そう思うのは、当然です。なんせ、投票率が低い市川市ですから。

そんな市川市長選挙の投票率は38.75%。やっぱり低かったのですが、な、なんと村越氏の得票数は1割を下回り、現職が供託金没収という愉快な事態となってしまったのです。

これが、市川市議会議員選挙2023に影響しないわけがありません。

 

まず考えられるのは、ガチガチに固いと思われていた(あるいは、自分たちが思い込んでいた)に違いない、自民党市川市支部の元・現支部長の地盤のもろさ。
繰り返しますが、投票率は38.75%だったので、ほぼほぼ組織票で、わずかに浮動票が乗っかった程度。
にもかかわらず、得票数は1割を下回ったということは、脆弱な地盤と組織力なのでしょう。

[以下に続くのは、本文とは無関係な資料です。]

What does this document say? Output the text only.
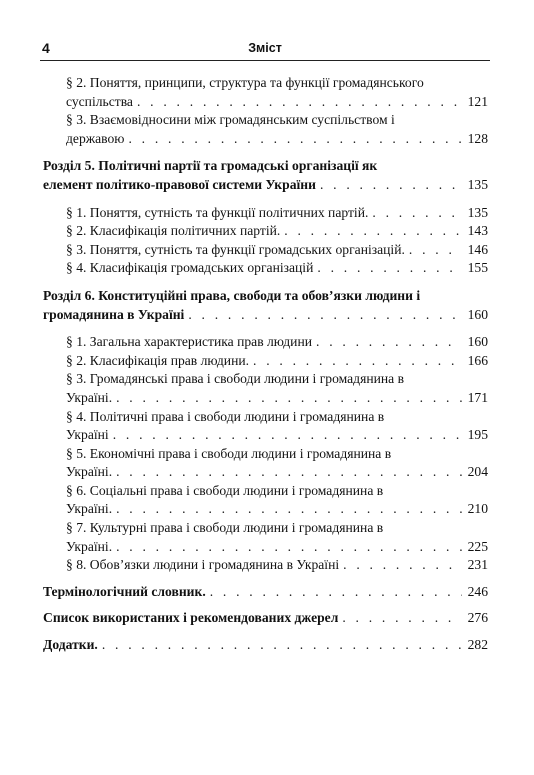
4	Зміст
§ 2. Поняття, принципи, структура та функції громадянського
суспільства . . .	121
§ 3. Взаємовідносини між громадянським суспільством і
державою . . .	128
Розділ 5. Політичні партії та громадські організації як
елемент політико-правової системи України . . .	135
§ 1. Поняття, сутність та функції політичних партій. . . .	135
§ 2. Класифікація політичних партій. . . .	143
§ 3. Поняття, сутність та функції громадських організацій. . . .	146
§ 4. Класифікація громадських організацій . . .	155
Розділ 6. Конституційні права, свободи та обов’язки людини і
громадянина в Україні . . .	160
§ 1. Загальна характеристика прав людини . . .	160
§ 2. Класифікація прав людини. . . .	166
§ 3. Громадянські права і свободи людини і громадянина в
Україні. . . .	171
§ 4. Політичні права і свободи людини і громадянина в
Україні . . .	195
§ 5. Економічні права і свободи людини і громадянина в
Україні. . . .	204
§ 6. Соціальні права і свободи людини і громадянина в
Україні. . . .	210
§ 7. Культурні права і свободи людини і громадянина в
Україні. . . .	225
§ 8. Обов’язки людини і громадянина в Україні . . .	231
Термінологічний словник. . . .	246
Список використаних і рекомендованих джерел . . .	276
Додатки. . . .	282
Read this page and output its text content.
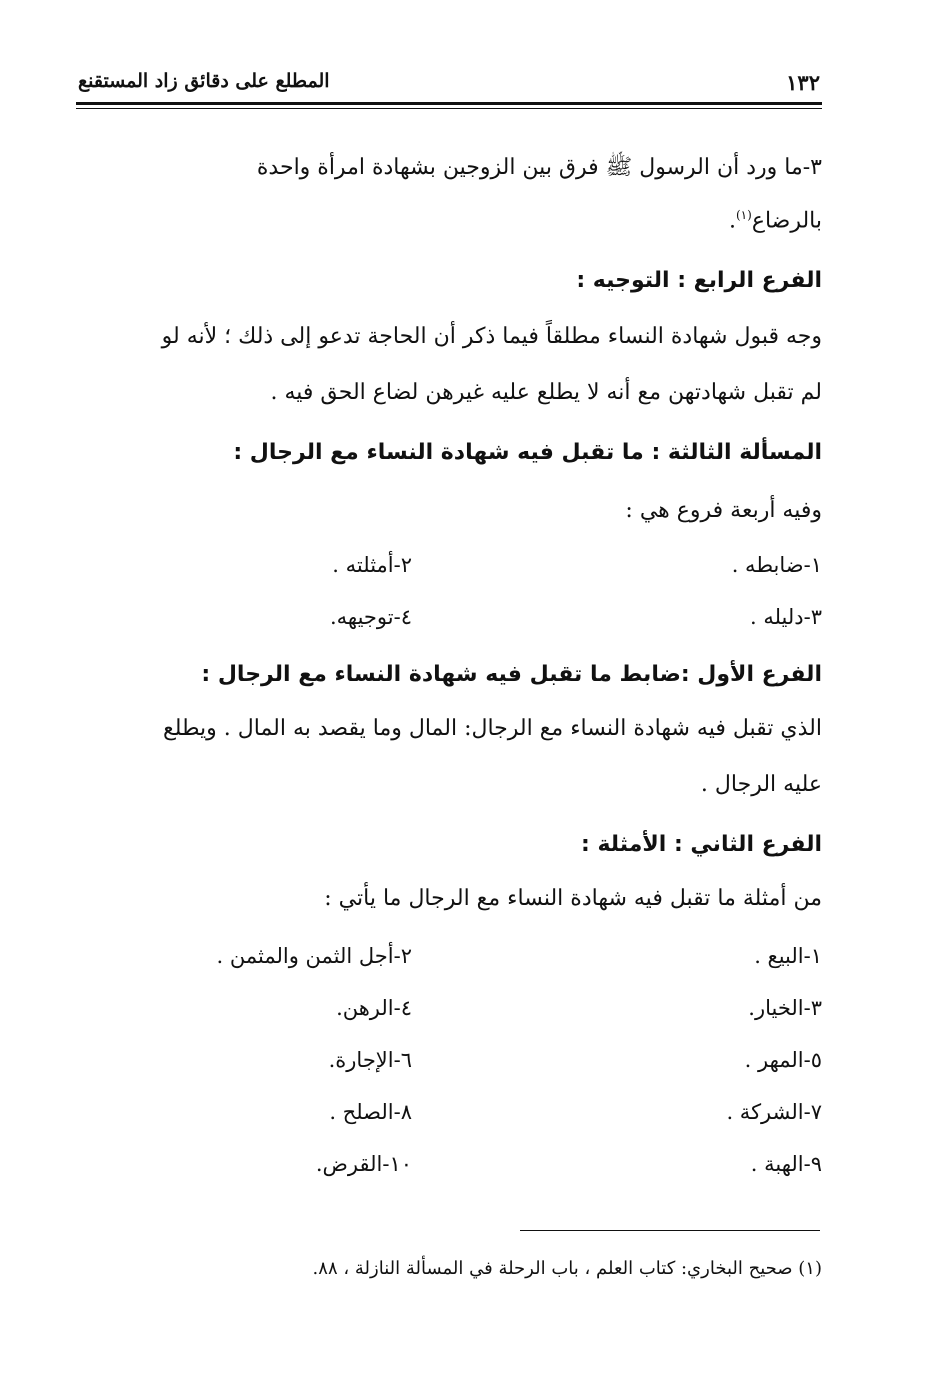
١٣٢
المطلع على دقائق زاد المستقنع
٣-ما ورد أن الرسول ﷺ فرق بين الزوجين بشهادة امرأة واحدة
بالرضاع$^{(١)}$.
الفرع الرابع : التوجيه :
وجه قبول شهادة النساء مطلقاً فيما ذكر أن الحاجة تدعو إلى ذلك ؛ لأنه لو
لم تقبل شهادتهن مع أنه لا يطلع عليه غيرهن لضاع الحق فيه .
المسألة الثالثة : ما تقبل فيه شهادة النساء مع الرجال :
وفيه أربعة فروع هي :
١-ضابطه .
٢-أمثلته .
٣-دليله .
٤-توجيهه.
الفرع الأول :ضابط ما تقبل فيه شهادة النساء مع الرجال :
الذي تقبل فيه شهادة النساء مع الرجال: المال وما يقصد به المال . ويطلع
عليه الرجال .
الفرع الثاني : الأمثلة :
من أمثلة ما تقبل فيه شهادة النساء مع الرجال ما يأتي :
١-البيع .
٢-أجل الثمن والمثمن .
٣-الخيار.
٤-الرهن.
٥-المهر .
٦-الإجارة.
٧-الشركة .
٨-الصلح .
٩-الهبة .
١٠-القرض.
(١) صحيح البخاري: كتاب العلم ، باب الرحلة في المسألة النازلة ، ٨٨.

一般的に、地方議員が地方組織をしっかりと固めて、国政をサポートするという構図があります。
地方議員は、地域の祭りやイベントにこまめに顔を出し、スポーツ団体や○○協議会の理事などを務めて、人間関係を形成しておきます。これが組織票となるわけですね。
同時に、地方議員は地域の利益のために、さまざまな「お願い事」を国会議員にするという形で、持ちつ持たれつの関係といえるでしょう。

ところが、市川市長選挙で組織票を固めたと思われていた村越氏の得票数が、1割を下回ったのです。
これは、地方議員、つまり村越氏を応援していた市議たちが、地盤沈下を起こしていると考えられます。

同時に、地盤を固めてきているのが、田中甲新市長の応援をしていた、市川市議会の会派「創生市川」の市議たちということにもなるでしょうか。
松井市議が、同じ保守派であるにもかかわらず、「創生市川」の市議も含めた22名の市議に訴訟を起こしたのは、もしかしたら沈下していく焦りがあったのかもしれません。悪手ですが。 

こうした入れ替わりは、当然、他の選挙にも反映されるはずです。
参院選についてはともかく、来春の市川市議会議員選挙では番狂わせが起こる可能性が高く、今からワクワクしています。


おそらく、投票率は相変わらず低いでしょう。それで「組織票があるから安心」と油断していると、現職市議が供託金没収(有効投票総数÷議員定数÷10を下回る)という、愉快な事態が繰り返されるかもしれません。

 

ちなみに前回の市川市議会議員選挙の結果は以下のとおり。最下位である42位は、1542票でした。

 

f:id:f_kaoru:20211123084250p:plain

1542票。がんばれば、集められそうな気がしますよね。

市川市には約40万人の有権者がいます。たとえ今地盤がなくても、浮動票を集められたら市議会議員になれる可能性は非常に高いと言えるでしょう。NHK党の佐直友樹議員が、その例。

SNSなどで浮動票を集め、それで新たな組織票を形成すれば、市議会議員選挙で当選できることを証明したといえます。

さらに、今回の市川市長選挙では、組織票の不確かさも露呈したわけです。

来春の市川市議会議員選挙。多くのチャンスが転がっているかもしれません。